Generational Threads: Of Apples and Sins
My artistic practice routed in collaboration, is invested in the excavation of personal and often intimate narratives. In an attempt to build a code of ethics for participatory work, I engaged my parents in two projects exploring the histories of women in our family. This resulted in a zine with collaborative embroidery designs, vernacular and candid photographs and an artist book combining metal work, staged and still life photography.












APPLE
This book follows the story of a creative collaboration between a mother and daughter in an attempt to reconcile and understand the nature of their relationship with each other, themselves, and the world around them. Its’ narrative, echoing the fractured nature of their relationship, is broken in three distinct parts which are interwoven and placed next to imagery found, created and exchanged throughout the collaboration. This image exchange, supported by their personal histories, is framed by the research that the mother-daughter discussions inspired, which is in turn set side by side with a progression of collaborative embroidery designs. At its’ heart, the question that the project is seeking to answer is how patriarchy, linked to capitalism, is internalised in women’s behaviour and reflected in their histories. At the same time, the inconclusive fluctuation between the personal and universal, invites the reader to form their own associations and extract meaning that may relate to their own personal realities.
Sins of Fathers
This project is an extension of an ongoing exploration of trans-generational narratives and personal ethnographies. The narratives in question revolve around the women of my Greek family; their experiences, which in many ways are characterised by gendered oppression, and the threads that connect such experiences: the material and immaterial expressions of them. ‘Sins of Fathers’, attempts to go one step further and include my father’s narrative, told through his memories of his mother, Maria. The result is a character study of a woman unknown to me and an exploration of my relationship with my father: an elaborate and deeply personal family portrait.

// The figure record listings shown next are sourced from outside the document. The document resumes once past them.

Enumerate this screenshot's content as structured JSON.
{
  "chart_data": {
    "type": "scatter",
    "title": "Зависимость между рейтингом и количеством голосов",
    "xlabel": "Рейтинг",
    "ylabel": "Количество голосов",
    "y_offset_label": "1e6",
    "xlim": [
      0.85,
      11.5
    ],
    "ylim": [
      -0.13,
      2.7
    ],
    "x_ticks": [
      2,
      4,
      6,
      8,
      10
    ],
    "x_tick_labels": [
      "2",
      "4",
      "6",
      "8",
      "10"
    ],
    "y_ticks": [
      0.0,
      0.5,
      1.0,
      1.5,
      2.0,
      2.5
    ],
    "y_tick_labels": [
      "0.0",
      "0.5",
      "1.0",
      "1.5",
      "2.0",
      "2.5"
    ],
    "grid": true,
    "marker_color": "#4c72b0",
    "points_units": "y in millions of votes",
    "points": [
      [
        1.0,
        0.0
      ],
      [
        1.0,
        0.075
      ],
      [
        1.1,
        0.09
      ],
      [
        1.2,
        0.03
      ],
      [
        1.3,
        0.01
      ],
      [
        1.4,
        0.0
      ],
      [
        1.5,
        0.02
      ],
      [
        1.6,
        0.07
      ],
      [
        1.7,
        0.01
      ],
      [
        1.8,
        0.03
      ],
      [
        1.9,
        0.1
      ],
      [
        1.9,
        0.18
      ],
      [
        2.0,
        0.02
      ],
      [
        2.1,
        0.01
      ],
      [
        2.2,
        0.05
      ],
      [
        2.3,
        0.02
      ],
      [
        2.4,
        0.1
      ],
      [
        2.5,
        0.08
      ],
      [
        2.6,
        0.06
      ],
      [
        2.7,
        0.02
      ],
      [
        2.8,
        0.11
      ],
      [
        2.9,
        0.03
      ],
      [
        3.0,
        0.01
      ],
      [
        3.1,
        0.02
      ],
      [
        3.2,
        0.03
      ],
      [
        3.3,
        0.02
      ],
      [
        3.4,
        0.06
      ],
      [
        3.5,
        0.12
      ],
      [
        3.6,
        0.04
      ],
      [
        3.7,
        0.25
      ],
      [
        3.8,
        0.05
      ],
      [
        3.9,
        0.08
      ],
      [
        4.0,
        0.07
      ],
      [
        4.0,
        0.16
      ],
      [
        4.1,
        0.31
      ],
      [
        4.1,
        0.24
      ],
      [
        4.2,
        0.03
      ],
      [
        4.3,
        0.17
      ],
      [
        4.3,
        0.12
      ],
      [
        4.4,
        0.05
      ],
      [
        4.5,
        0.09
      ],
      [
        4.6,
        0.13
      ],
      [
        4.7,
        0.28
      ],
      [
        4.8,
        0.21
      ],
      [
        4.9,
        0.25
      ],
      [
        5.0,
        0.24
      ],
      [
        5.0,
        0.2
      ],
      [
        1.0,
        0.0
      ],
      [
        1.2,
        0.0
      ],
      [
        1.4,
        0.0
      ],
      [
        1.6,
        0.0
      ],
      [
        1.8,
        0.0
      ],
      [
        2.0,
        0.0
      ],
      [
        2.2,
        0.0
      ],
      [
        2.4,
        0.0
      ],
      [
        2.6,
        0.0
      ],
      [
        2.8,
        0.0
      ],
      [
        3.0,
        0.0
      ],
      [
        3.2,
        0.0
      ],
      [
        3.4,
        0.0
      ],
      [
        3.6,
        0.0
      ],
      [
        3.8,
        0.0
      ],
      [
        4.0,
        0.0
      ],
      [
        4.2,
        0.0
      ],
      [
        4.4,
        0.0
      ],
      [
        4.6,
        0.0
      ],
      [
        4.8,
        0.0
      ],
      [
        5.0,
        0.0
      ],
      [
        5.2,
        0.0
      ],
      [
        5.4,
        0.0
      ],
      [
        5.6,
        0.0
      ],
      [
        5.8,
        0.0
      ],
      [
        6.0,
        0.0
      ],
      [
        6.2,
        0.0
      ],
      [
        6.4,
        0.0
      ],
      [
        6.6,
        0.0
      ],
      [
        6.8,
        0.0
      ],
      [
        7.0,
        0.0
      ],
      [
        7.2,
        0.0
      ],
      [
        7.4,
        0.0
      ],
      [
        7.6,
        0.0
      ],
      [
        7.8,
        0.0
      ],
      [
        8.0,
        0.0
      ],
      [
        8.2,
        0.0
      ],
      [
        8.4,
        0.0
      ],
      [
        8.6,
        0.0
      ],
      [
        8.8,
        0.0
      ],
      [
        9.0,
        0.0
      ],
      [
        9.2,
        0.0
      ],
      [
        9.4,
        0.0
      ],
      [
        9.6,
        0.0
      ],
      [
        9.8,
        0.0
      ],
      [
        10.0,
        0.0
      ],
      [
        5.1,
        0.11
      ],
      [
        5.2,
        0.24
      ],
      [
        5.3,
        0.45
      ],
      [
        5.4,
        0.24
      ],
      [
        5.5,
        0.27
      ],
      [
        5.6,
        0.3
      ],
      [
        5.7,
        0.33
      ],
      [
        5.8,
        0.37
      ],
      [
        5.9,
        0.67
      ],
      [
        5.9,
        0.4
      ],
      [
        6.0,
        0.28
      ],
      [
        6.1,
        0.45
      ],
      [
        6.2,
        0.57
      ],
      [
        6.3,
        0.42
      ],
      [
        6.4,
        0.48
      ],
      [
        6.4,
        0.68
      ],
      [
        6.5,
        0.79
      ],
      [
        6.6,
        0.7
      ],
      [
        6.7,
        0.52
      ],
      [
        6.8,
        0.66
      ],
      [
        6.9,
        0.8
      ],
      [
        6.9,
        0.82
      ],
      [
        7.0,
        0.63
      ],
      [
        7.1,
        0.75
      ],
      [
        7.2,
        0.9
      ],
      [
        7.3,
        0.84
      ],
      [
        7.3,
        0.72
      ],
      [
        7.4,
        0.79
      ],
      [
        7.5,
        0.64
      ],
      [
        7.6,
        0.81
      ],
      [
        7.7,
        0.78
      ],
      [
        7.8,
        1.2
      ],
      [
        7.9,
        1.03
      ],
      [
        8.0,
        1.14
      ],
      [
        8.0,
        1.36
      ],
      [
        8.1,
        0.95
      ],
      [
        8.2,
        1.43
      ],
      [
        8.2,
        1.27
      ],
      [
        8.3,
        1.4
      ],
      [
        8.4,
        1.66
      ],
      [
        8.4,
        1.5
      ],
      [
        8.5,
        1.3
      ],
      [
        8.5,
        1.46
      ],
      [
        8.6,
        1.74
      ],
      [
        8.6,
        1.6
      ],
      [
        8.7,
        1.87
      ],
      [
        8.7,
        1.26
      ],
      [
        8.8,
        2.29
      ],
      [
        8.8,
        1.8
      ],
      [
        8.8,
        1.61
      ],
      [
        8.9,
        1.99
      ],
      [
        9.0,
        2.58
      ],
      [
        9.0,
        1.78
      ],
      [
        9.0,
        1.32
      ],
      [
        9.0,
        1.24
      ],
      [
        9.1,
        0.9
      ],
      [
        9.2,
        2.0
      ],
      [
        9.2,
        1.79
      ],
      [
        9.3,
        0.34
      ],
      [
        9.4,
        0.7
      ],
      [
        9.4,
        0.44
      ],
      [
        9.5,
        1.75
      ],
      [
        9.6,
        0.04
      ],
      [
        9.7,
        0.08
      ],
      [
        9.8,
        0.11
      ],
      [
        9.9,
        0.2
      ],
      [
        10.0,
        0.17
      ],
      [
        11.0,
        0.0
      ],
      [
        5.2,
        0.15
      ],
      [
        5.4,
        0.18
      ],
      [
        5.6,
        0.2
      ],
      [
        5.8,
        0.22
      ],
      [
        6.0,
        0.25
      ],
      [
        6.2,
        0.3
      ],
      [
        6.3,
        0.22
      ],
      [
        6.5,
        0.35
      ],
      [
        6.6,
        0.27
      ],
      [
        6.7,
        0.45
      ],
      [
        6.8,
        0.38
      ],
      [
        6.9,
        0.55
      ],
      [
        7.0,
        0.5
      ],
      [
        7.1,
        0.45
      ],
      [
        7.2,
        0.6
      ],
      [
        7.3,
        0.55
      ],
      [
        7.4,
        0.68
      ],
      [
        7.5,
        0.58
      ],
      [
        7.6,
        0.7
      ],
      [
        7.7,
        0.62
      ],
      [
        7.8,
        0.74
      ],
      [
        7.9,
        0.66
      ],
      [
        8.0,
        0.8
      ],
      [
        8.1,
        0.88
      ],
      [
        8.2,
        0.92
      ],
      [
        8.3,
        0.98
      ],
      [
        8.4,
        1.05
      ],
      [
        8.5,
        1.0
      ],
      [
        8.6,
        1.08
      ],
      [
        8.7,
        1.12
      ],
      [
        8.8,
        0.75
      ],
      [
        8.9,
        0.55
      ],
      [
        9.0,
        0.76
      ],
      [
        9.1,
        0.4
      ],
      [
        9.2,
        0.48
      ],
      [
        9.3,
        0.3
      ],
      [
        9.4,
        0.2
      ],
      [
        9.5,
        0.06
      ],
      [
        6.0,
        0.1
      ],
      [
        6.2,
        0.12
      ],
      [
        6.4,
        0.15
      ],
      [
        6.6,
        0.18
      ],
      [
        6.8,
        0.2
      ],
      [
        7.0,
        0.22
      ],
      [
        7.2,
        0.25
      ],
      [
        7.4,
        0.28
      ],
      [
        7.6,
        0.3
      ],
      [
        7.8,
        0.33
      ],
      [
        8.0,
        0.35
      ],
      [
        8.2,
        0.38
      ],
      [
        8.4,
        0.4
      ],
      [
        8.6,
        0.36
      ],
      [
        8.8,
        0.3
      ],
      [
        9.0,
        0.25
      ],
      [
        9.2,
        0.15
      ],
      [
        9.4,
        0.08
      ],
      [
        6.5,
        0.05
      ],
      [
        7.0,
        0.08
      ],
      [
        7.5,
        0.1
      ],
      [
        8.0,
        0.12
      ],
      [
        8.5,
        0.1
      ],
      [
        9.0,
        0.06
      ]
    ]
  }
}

At any rate, when a subject is highly controversial-and any question about sex is that-one cannot hope to tell the truth. One can only show how one came to hold whatever opinion one does hold. One can only give one's audience the chance of drawing their own conclusions as they observe the limitations, the prejudices, the idiosyncrasies of the speaker. Fiction here is likely to contain more truth than fact.
A Room of Ones One, Virginia Woolf, 1929
Marianne Hirsch defines post-memory as a memory characterised by generational distance from events and from history. She believes that post-memory is the deep connection of the new generations to their past and is experienced not through re-collection but through imaginative investment and creation. Staged photography is used here as a device and as a process which help define the author's role as a particle of this family history. Using carefully arranged and vaguely symbolic still-lives, the project comments on the selectiveness of memory, itself filtered by cultural influences and matters of identity. They are juxtaposed to image-texts of family photos, which offer the narrative of Maria's life. The analysis of the "familial looks' in these image-texts, give away clues about the relationships between the family members and the meaning behind the still-lives. Both artefacts are produced in steel and aluminium; the cold and masculine materials which express the project's core exploration of gender. Maria's imagined reality is materialised through the photographic observation of a female performer, as she engages in activities that defined Maria's life at home. The actions of knitting and embroidery - chosen to express the position of the woman of that time, placed in this context. become unsettling and disturbing. The repetition of activity in multiple photographs add a dimension of time passing, a life lived, while the subject remains unchanged in the same position. Finally, a chair is used as a metaphor for the presence/absence dichotomy which in the end defines the relationship between the family members.